Calculates the denominator part of the calculation required to get the exercise boundary function of an American option. This corresponds to D in formula (3.8) in the paper [1].

References#

[1] Leif Andersen, Mark Lake and Dimitri Offengenden. High-performance American option pricing. 2015 https://engineering.nyu.edu/sites/default/files/2019-03/Carr-adjusting-exponential-levy-models.pdf#page=54

Example#

  dtype = tf.float64
  tau_grid = tf.constant([[0., 0.5, 1.], [0., 1., 2.],  [0., 3., 6.]],
                         dtype=dtype)
  k = tf.constant([1, 2, 2], dtype=dtype)
  r = tf.constant([0.01, 0.02, 0.04], dtype=dtype)
  q = tf.constant([0.01, 0.02, 0.0], dtype=dtype)
  sigma = tf.constant([0.1, 0.15, 0.05], dtype=dtype)
  k_exp = k[:, tf.newaxis, tf.newaxis]
  r_exp = r[:, tf.newaxis, tf.newaxis]
  q_exp = q[:, tf.newaxis, tf.newaxis]
  epsilon = machine_eps(dtype)
  def b_0(tau_grid_exp):
    one = tf.constant(1.0, dtype=dtype)
    return tf.ones_like(tau_grid_exp) * k_exp_exp * tf.where(
        tf.math.abs(q_exp_exp) < epsilon, one,
        tf.math.minimum(one, r_exp_exp / q_exp_exp))
  integration_num_points = 32
  boundary_denominator(tau_grid, b_0, k, r, q, sigma, integration_num_points)
  # Returns a tensor of shape [3, 3].

Args:#

  • tau_grid: Grid of values of shape [num_options, grid_num_points] indicating the time left until option maturity.

  • b: Represents the exercise boundary function for the option. Receives Tensor of rank tau_grid.rank + 1 and returns a Tensor of same shape.

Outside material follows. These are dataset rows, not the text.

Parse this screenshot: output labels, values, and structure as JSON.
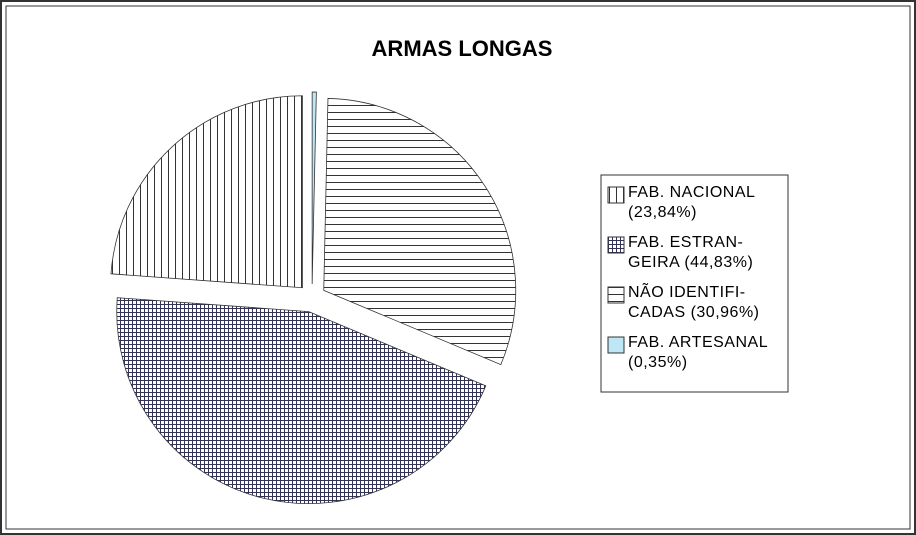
{
  "chart_data": {
    "type": "pie",
    "title": "ARMAS LONGAS",
    "categories": [
      "FAB. NACIONAL\n(23,84%)",
      "FAB. ESTRAN-\nGEIRA (44,83%)",
      "NÃO IDENTIFI-\nCADAS (30,96%)",
      "FAB. ARTESANAL\n(0,35%)"
    ],
    "values": [
      23.84,
      44.83,
      30.96,
      0.35
    ],
    "colors": [
      "#333333",
      "#333366",
      "#333333",
      "#bfe6f5"
    ],
    "patterns": [
      "vertical",
      "grid",
      "horizontal",
      "solid"
    ],
    "legend": "right"
  }
}
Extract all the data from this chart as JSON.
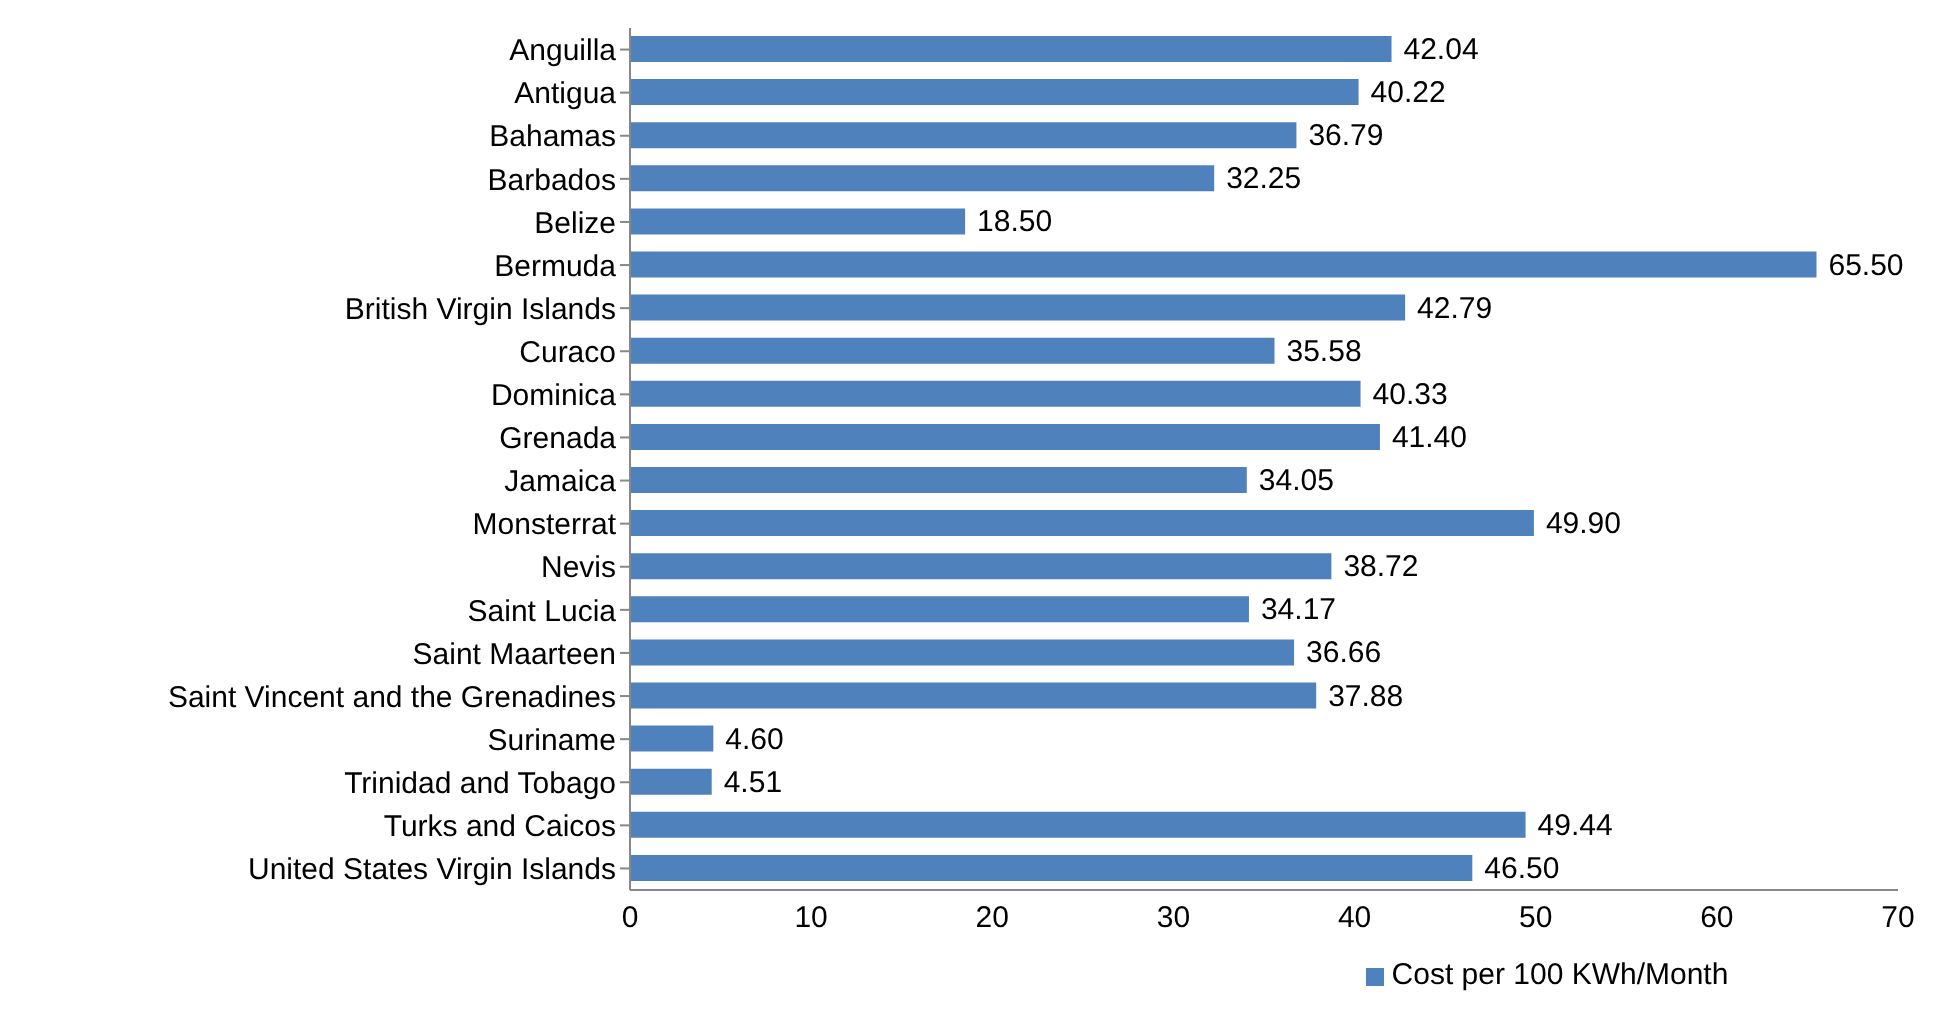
{
  "chart_data": {
    "type": "bar",
    "orientation": "horizontal",
    "categories": [
      "Anguilla",
      "Antigua",
      "Bahamas",
      "Barbados",
      "Belize",
      "Bermuda",
      "British Virgin Islands",
      "Curaco",
      "Dominica",
      "Grenada",
      "Jamaica",
      "Monsterrat",
      "Nevis",
      "Saint Lucia",
      "Saint Maarteen",
      "Saint Vincent and the Grenadines",
      "Suriname",
      "Trinidad and Tobago",
      "Turks and Caicos",
      "United States Virgin Islands"
    ],
    "series": [
      {
        "name": "Cost per 100 KWh/Month",
        "color": "#4f81bd",
        "values": [
          42.04,
          40.22,
          36.79,
          32.25,
          18.5,
          65.5,
          42.79,
          35.58,
          40.33,
          41.4,
          34.05,
          49.9,
          38.72,
          34.17,
          36.66,
          37.88,
          4.6,
          4.51,
          49.44,
          46.5
        ],
        "value_labels": [
          "42.04",
          "40.22",
          "36.79",
          "32.25",
          "18.50",
          "65.50",
          "42.79",
          "35.58",
          "40.33",
          "41.40",
          "34.05",
          "49.90",
          "38.72",
          "34.17",
          "36.66",
          "37.88",
          "4.60",
          "4.51",
          "49.44",
          "46.50"
        ]
      }
    ],
    "xlim": [
      0,
      70
    ],
    "xticks": [
      0,
      10,
      20,
      30,
      40,
      50,
      60,
      70
    ],
    "grid": false,
    "legend": "bottom"
  }
}
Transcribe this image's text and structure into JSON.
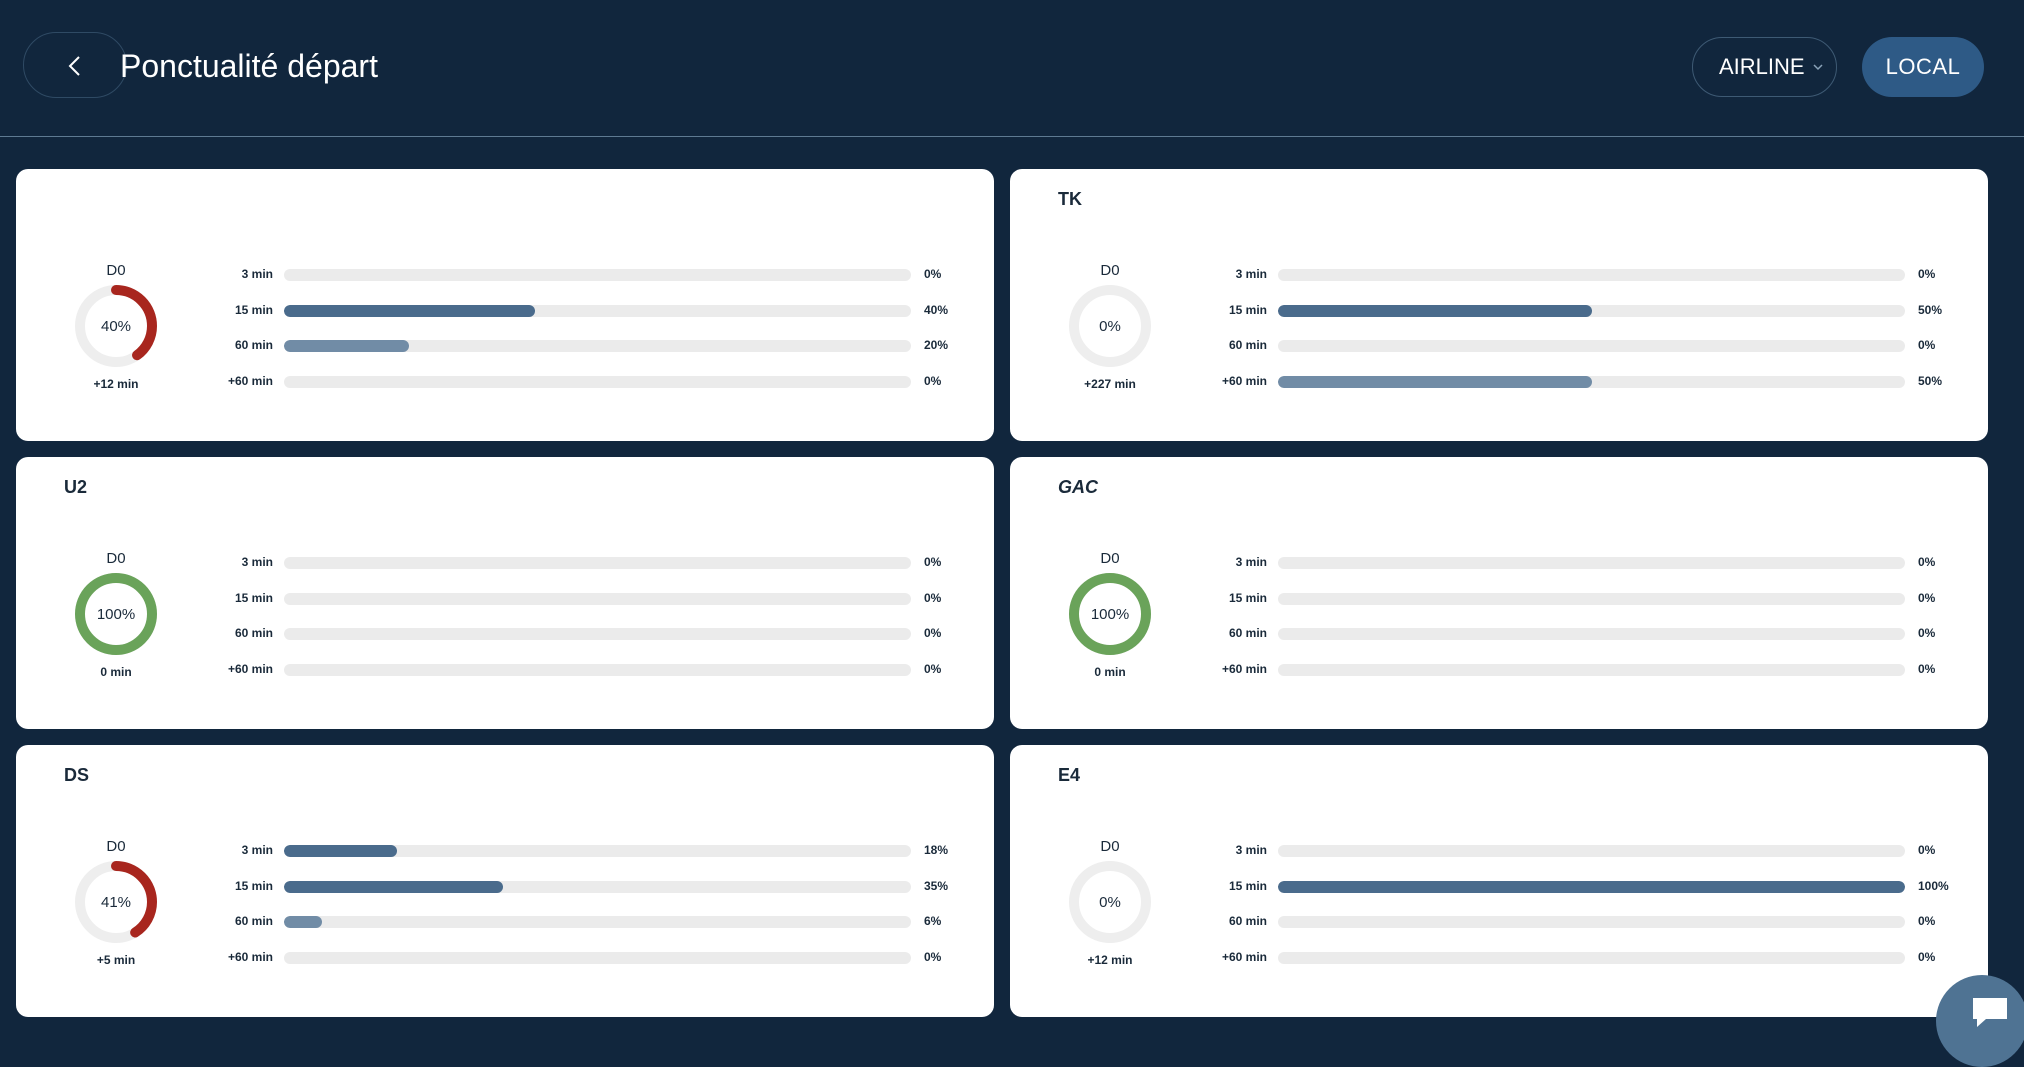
{
  "header": {
    "title": "Ponctualité départ",
    "airline_select": "AIRLINE",
    "local_button": "LOCAL"
  },
  "colors": {
    "background": "#11263d",
    "late": "#a8261e",
    "on_time": "#6aa35a",
    "bar_dark": "#4a6b8c",
    "bar_light": "#718ca6",
    "track": "#ebebeb"
  },
  "icons": {
    "back": "chevron-left-icon",
    "dropdown": "chevron-down-icon",
    "chat": "chat-icon"
  },
  "cards": [
    {
      "title": "",
      "italic": false,
      "day": "D0",
      "percent": "40%",
      "percent_value": 40,
      "ring_color": "late",
      "delay": "+12 min",
      "rows": [
        {
          "label": "3 min",
          "pct": "0%",
          "value": 0,
          "color": "bar_dark"
        },
        {
          "label": "15 min",
          "pct": "40%",
          "value": 40,
          "color": "bar_dark"
        },
        {
          "label": "60 min",
          "pct": "20%",
          "value": 20,
          "color": "bar_light"
        },
        {
          "label": "+60 min",
          "pct": "0%",
          "value": 0,
          "color": "bar_light"
        }
      ]
    },
    {
      "title": "TK",
      "italic": false,
      "day": "D0",
      "percent": "0%",
      "percent_value": 0,
      "ring_color": "late",
      "delay": "+227 min",
      "rows": [
        {
          "label": "3 min",
          "pct": "0%",
          "value": 0,
          "color": "bar_dark"
        },
        {
          "label": "15 min",
          "pct": "50%",
          "value": 50,
          "color": "bar_dark"
        },
        {
          "label": "60 min",
          "pct": "0%",
          "value": 0,
          "color": "bar_light"
        },
        {
          "label": "+60 min",
          "pct": "50%",
          "value": 50,
          "color": "bar_light"
        }
      ]
    },
    {
      "title": "U2",
      "italic": false,
      "day": "D0",
      "percent": "100%",
      "percent_value": 100,
      "ring_color": "on_time",
      "delay": "0 min",
      "rows": [
        {
          "label": "3 min",
          "pct": "0%",
          "value": 0,
          "color": "bar_dark"
        },
        {
          "label": "15 min",
          "pct": "0%",
          "value": 0,
          "color": "bar_dark"
        },
        {
          "label": "60 min",
          "pct": "0%",
          "value": 0,
          "color": "bar_light"
        },
        {
          "label": "+60 min",
          "pct": "0%",
          "value": 0,
          "color": "bar_light"
        }
      ]
    },
    {
      "title": "GAC",
      "italic": true,
      "day": "D0",
      "percent": "100%",
      "percent_value": 100,
      "ring_color": "on_time",
      "delay": "0 min",
      "rows": [
        {
          "label": "3 min",
          "pct": "0%",
          "value": 0,
          "color": "bar_dark"
        },
        {
          "label": "15 min",
          "pct": "0%",
          "value": 0,
          "color": "bar_dark"
        },
        {
          "label": "60 min",
          "pct": "0%",
          "value": 0,
          "color": "bar_light"
        },
        {
          "label": "+60 min",
          "pct": "0%",
          "value": 0,
          "color": "bar_light"
        }
      ]
    },
    {
      "title": "DS",
      "italic": false,
      "day": "D0",
      "percent": "41%",
      "percent_value": 41,
      "ring_color": "late",
      "delay": "+5 min",
      "rows": [
        {
          "label": "3 min",
          "pct": "18%",
          "value": 18,
          "color": "bar_dark"
        },
        {
          "label": "15 min",
          "pct": "35%",
          "value": 35,
          "color": "bar_dark"
        },
        {
          "label": "60 min",
          "pct": "6%",
          "value": 6,
          "color": "bar_light"
        },
        {
          "label": "+60 min",
          "pct": "0%",
          "value": 0,
          "color": "bar_light"
        }
      ]
    },
    {
      "title": "E4",
      "italic": false,
      "day": "D0",
      "percent": "0%",
      "percent_value": 0,
      "ring_color": "late",
      "delay": "+12 min",
      "rows": [
        {
          "label": "3 min",
          "pct": "0%",
          "value": 0,
          "color": "bar_dark"
        },
        {
          "label": "15 min",
          "pct": "100%",
          "value": 100,
          "color": "bar_dark"
        },
        {
          "label": "60 min",
          "pct": "0%",
          "value": 0,
          "color": "bar_light"
        },
        {
          "label": "+60 min",
          "pct": "0%",
          "value": 0,
          "color": "bar_light"
        }
      ]
    }
  ]
}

  • k: Same dtype as tau_grid with shape num_options representing the strike price of the option.

  • r: Same shape and dtype as k representing the annualized risk-free interest rate, continuously compounded.

  • q: Same shape and dtype as k representing the dividend rate.

  • sigma: Same shape and dtype as k representing the volatility of the option’s returns.

  • integration_num_points: The number of points used in the integration approximation method. Default value: 32.

  • dtype: If supplied, the dtype for all input tensors. Result will have the same dtype. Default value: None which maps to dtype of tau_grid.

Returns:#

Tensor of shape [num_options, grid_num_points], containing a partial result for calculating the exercise boundary.